I have similar exepriecne with relapsing.... I wasn't playing fro 46 weeks. that was on late July 2023( also docuemtned in my journal here) . Then I somehow convinced myself that I can control gaming. So I went and bought PS5 with Battlefield V. Along the way I told my friends( actually its one friend and my wife) that this whole addiction to gaming is BS and im not addictive and I can control it. Which was true... for the first few months . I was sitll reading attending the gym, reading books, excelling at work.
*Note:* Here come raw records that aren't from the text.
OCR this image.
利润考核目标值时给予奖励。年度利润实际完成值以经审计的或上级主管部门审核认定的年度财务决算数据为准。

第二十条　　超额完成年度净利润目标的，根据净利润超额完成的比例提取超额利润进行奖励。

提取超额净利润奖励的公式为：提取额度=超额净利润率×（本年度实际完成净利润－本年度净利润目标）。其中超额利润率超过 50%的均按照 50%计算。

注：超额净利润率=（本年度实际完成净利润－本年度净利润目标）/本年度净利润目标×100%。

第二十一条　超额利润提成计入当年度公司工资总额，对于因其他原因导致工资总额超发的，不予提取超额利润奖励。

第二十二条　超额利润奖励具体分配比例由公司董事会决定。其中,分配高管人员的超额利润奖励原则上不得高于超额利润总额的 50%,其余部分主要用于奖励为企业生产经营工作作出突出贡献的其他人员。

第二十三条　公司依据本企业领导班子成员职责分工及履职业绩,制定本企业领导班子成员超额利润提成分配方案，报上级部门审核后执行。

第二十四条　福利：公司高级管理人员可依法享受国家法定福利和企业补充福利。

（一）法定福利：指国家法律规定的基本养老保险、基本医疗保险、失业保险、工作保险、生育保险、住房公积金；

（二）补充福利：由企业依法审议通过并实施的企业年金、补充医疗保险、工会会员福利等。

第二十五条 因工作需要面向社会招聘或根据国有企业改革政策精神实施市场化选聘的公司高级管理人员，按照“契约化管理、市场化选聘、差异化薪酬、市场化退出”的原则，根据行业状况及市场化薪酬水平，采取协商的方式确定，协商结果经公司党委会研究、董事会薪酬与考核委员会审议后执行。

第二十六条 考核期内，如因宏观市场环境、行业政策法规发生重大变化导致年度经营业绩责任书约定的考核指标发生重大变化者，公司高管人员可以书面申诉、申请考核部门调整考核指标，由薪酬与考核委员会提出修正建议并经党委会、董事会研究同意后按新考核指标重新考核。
But the numbers don't lie: In 2022 I read 36 books, in 2023: 20, in 2024: 15 and in 2025: 7. Also I have marriage problems ( not bc of gaming) but I genuinely think if I did not play this much, I could proper focus to fix my marriage issues. At work I am on total burn out. Only looking to do my work to acceoptacne level(read poorly ) and quickly so I can play.. jsut one more game..
I also have my personal business idea ( Simulation platform). And I am not working on that with full commitment at all. IT's look like this: I do some tasks ( it's vibe programming) which takes like 10-15m to only give myslef reward: 2h playing.... I also regurarly attended gym, now I barely can make once per 2weeks. As in a free day, instead of going, I am choosing gaming and I am convincing myself that I deserve it as I am going through a lot of lately... and its been like that for almost a year.
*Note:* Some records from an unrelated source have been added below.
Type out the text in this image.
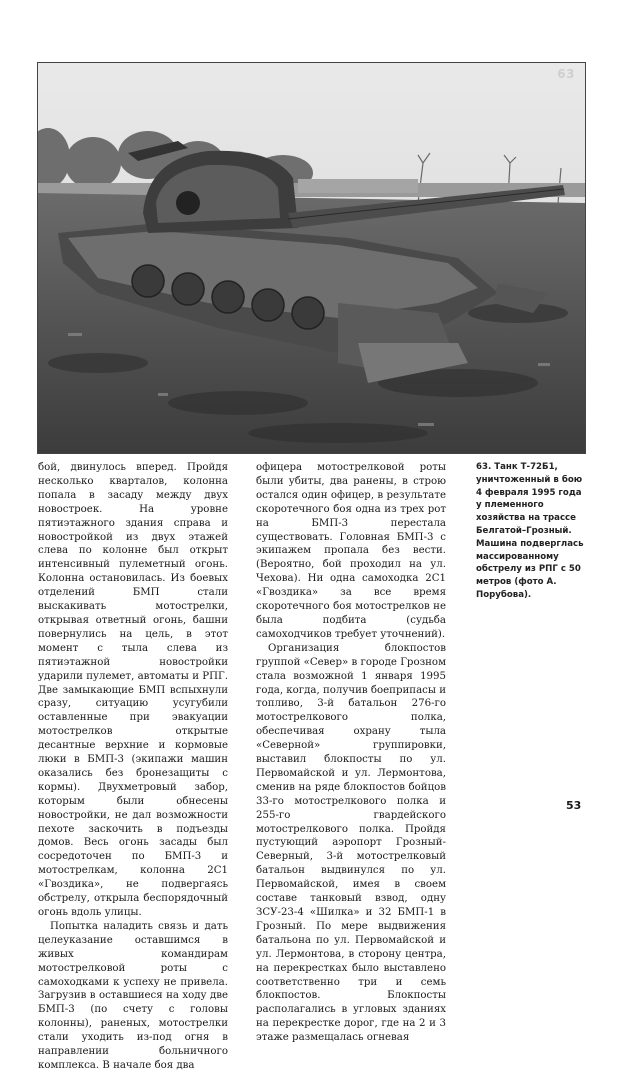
63

бой, двинулось вперед. Пройдя несколько кварталов, колонна попала в засаду между двух новостроек. На уровне пятиэтажного здания справа и новостройкой из двух этажей слева по колонне был открыт интенсивный пулеметный огонь. Колонна остановилась. Из боевых отделений БМП стали выскакивать мотострелки, открывая ответный огонь, башни повернулись на цель, в этот момент с тыла слева из пятиэтажной новостройки ударили пулемет, автоматы и РПГ. Две замыкающие БМП вспыхнули сразу, ситуацию усугубили оставленные при эвакуации мотострелков открытые десантные верхние и кормовые люки в БМП-3 (экипажи машин оказались без бронезащиты с кормы). Двухметровый забор, которым были обнесены новостройки, не дал возможности пехоте заскочить в подъезды домов. Весь огонь засады был сосредоточен по БМП-3 и мотострелкам, колонна 2С1 «Гвоздика», не подвергаясь обстрелу, открыла беспорядочный огонь вдоль улицы.

Попытка наладить связь и дать целеуказание оставшимся в живых командирам мотострелковой роты с самоходками к успеху не привела. Загрузив в оставшиеся на ходу две БМП-3 (по счету с головы колонны), раненых, мотострелки стали уходить из-под огня в направлении больничного комплекса. В начале боя два

офицера мотострелковой роты были убиты, два ранены, в строю остался один офицер, в результате скоротечного боя одна из трех рот на БМП-3 перестала существовать. Головная БМП-3 с экипажем пропала без вести. (Вероятно, бой проходил на ул. Чехова). Ни одна самоходка 2С1 «Гвоздика» за все время скоротечного боя мотострелков не была подбита (судьба самоходчиков требует уточнений).

Организация блокпостов группой «Север» в городе Грозном стала возможной 1 января 1995 года, когда, получив боеприпасы и топливо, 3-й батальон 276-го мотострелкового полка, обеспечивая охрану тыла «Северной» группировки, выставил блокпосты по ул. Первомайской и ул. Лермонтова, сменив на ряде блокпостов бойцов 33-го мотострелкового полка и 255-го гвардейского мотострелкового полка. Пройдя пустующий аэропорт Грозный-Северный, 3-й мотострелковый батальон выдвинулся по ул. Первомайской, имея в своем составе танковый взвод, одну ЗСУ-23-4 «Шилка» и 32 БМП-1 в Грозный. По мере выдвижения батальона по ул. Первомайской и ул. Лермонтова, в сторону центра, на перекрестках было выставлено соответственно три и семь блокпостов. Блокпосты располагались в угловых зданиях на перекрестке дорог, где на 2 и 3 этаже размещалась огневая

63. Танк Т-72Б1, уничтоженный в бою 4 февраля 1995 года у племенного хозяйства на трассе Белгатой–Грозный. Машина подверглась массированному обстрелу из РПГ с 50 метров (фото А. Порубова).
53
Like I said on the beggining of when I decided to relapse( 2023) I thought it is working, I was playing 1h, than done some reading, hit the gym. But this all now soudns like a dream to me. I cannot imagine now just go for gym or reading... no chance when BF V is waiting for me....
My point is it is an illusion that you can control it, gaming drains my life now like never before. Today I decided to again start not playing. I plan to sell my PS5 and all games... This time I am not even telling my friends, there is no point. If they ask, I will tell them only its just not for me.
Keep it up @TheNewMe2.0 . I will be visiting you journal to give yopui support.